Friday, April 3, 2009

Tim is back in Sundell


Hey All;

This is Tim writing, completely humbled by what the dogs and I just went through. Words can't express the feelings that I went through over the course of the race, intense ups and downs, both severe when they occurred. I knew that would happen and it was one of the main reasons I undertook this adventure back in September. I needed what some might call a vision quest to clean out the drawers in my brain and it did work. I shook those drawers out upside down and the only ones there to witness this were some of my best friends, my dogs. Sounds corny, is corny, but I want to share this with you. The support that has come through from all those following has been immense and very powerful to me and will not be forgotten. In some ways I wish I had done this many years ago but, honestly, this was the correct year for us to tackle this monster of a race. And it worked. Holy cow and maybe I can finally grow some hair on my chest.

So, sitting here with a glass of single malt scotch and trying to reflect on different aspects of the race is actually quite difficult, there just is so much to rein in. Different parts of the trail and different times during the race all offered up completely opposite thoughts for me to process. Intense quiet, intense, long stretches of no human contact and the seemingly lost thread of time all contributed to me feeling completely in control for the first time in many years. What a great feeling that I allowed myself to experience, encourage and embrace. What a trip.

Speaking of trips, the hallucinations that happened I can't start to relate; it was like being back in college and about as expensive. The team broke into 2 separate strings of dogs running side by side. The dogs fannies all turned into the Muppets with Ms. Piggy being Eleanor, who was coming into heat. I was on the trail too long. Strip malls, radio shows in my head, the smell of creamed corn and my Mother's voice for the first time since she passed away last year. Sleep deprivation and exhaustion lead to some fascinating stuff. I felt like a monk out there. I found myself talking to the Guy in the sky. Again.

Cold. Yes, it was very cold. Went from 20 degrees to 35 below in 30 miles from Takotna to Ophir and never relented until the coast. The winds kicked up after leaving Iditarod and was right in your face for nearly 350 miles after that. Anywhere from 15 to 50 miles an hour and the dogs blossomed in that. We slept outside many times in this weather on the river, in the woods, at a few cabins. We had a party. Shit, it was the hardest thing I have ever done but found myself thinking it was the most fun I have ever had. Fifteen and one-half days behind a dog team. Yahoo!!

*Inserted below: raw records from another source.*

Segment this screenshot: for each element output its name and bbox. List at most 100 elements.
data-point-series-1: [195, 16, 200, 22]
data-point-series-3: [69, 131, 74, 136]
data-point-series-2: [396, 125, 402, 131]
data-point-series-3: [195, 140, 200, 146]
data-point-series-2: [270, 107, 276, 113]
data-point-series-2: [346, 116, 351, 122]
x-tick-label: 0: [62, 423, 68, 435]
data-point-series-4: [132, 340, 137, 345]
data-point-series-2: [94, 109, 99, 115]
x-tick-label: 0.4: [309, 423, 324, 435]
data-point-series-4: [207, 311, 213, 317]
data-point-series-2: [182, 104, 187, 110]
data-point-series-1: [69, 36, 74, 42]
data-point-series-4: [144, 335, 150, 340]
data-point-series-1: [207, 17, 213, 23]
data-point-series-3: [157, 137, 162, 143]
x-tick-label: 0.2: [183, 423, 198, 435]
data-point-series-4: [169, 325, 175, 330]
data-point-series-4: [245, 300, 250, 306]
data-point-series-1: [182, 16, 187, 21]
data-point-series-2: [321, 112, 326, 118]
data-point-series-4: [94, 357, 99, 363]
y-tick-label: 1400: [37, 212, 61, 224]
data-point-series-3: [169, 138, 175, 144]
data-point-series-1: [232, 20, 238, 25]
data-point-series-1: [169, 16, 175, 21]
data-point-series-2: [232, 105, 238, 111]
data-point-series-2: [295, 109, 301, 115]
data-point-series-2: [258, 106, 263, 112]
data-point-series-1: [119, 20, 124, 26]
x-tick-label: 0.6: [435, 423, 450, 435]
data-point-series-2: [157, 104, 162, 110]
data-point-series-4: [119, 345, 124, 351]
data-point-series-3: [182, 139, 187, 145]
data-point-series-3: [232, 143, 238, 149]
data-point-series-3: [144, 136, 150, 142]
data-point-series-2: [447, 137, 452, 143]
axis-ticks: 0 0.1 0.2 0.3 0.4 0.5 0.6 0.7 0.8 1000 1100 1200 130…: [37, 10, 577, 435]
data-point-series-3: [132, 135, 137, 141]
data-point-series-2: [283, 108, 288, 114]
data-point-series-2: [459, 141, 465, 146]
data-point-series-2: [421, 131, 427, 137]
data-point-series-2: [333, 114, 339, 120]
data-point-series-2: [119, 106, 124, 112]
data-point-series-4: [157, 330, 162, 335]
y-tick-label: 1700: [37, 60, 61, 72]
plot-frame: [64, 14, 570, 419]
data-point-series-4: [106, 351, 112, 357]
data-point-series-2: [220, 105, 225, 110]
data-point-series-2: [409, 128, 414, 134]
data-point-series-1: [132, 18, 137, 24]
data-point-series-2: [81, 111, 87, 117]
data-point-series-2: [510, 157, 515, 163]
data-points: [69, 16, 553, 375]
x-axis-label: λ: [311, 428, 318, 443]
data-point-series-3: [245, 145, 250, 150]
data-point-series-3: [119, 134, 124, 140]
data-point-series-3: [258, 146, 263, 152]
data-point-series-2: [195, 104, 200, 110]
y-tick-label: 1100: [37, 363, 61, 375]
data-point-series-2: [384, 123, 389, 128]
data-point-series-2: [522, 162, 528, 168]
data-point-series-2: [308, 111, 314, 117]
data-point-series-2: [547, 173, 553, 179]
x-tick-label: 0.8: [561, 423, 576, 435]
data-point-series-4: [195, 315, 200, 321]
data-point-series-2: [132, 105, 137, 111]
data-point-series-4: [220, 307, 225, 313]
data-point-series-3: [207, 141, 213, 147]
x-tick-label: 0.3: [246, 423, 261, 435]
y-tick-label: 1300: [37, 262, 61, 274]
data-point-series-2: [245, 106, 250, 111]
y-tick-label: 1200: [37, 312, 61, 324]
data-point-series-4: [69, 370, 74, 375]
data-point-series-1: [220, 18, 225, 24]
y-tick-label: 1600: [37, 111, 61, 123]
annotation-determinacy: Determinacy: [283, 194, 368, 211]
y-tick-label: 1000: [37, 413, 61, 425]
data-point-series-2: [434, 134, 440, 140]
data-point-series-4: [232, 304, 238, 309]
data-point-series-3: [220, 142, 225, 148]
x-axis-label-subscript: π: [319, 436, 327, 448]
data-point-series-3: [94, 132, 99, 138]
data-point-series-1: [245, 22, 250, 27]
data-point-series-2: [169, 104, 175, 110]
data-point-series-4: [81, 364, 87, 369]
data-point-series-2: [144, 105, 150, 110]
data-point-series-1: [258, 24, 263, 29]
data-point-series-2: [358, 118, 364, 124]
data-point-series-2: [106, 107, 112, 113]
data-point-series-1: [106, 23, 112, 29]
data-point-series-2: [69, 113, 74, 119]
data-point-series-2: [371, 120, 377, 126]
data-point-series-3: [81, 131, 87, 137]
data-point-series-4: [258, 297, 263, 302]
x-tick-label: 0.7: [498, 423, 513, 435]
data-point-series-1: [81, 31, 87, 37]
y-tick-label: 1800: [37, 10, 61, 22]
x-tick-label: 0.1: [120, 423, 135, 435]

We conquered the trail in little bits and our mantra was "One tripod at a time." A tripod is a marker on the trail constructed of 3 poles lashed together and is a permanent fixture on the barren landscape. Anymore than that and I found myself getting sour about how far we had to go. Small bits, chewable bits, allowable bits of trail and the dogs understood that. We got stronger as we went, both mentally and physically; we were a team in the same endeavour and we depended on each other to get through it. I was told I would never be the same person after finishing the Iditarod and I hope that is true. Complete, content and headed in the right direction.

So, a few more highlights and low lights. Having Egil Ellis and George Attla as handlers at the restart was like having Babe Ruth and Cy Young telling me I can play baseball. Lou Packer saved my race in Nikolai when I was ready to scratch because I hit the wall and his Knute Rockne speech in (honestly) a locker room in the local school pulled me out of my downer state. I am so, so saddened that he had dogs die. He got stuck in a bad storm that some of us scooted through in the daylight and he tackled in the dark. Life can be so fragile and fleeting - he was lucky to make out it out himself -but I am sure he wished it was himself and not the dogs. I know I would have as well.

So much to share but I can't go on forever. Many folks to thank, especially Mary for her support and this hilarious blog. Next time we need Tom to add more as he is a fantastic writer as well. Too bad he wants to be a doctor verses a script writer for a comedy show. And thanks to my wonderful staff at the hospital for putting up with me and taking care of the shop. And thank you George. You are an elder to more than you know.


What is next? I am not sure but I am finding myself wanting to tackle the race again and see the northern route next year. The dogs have seen the trail and we all learned much this year. It is the hardest race we have ever attempted and I told myself a million times I was retiring from racing after this year's Iditarod. What the heck am I considering it again for? Stay tuned, I suppose.

And a very, very heartfelt thank you to all those that supported us and gave all sorts of encouragement and love. We did feel it out there, especially in the tough situations. It kept me going.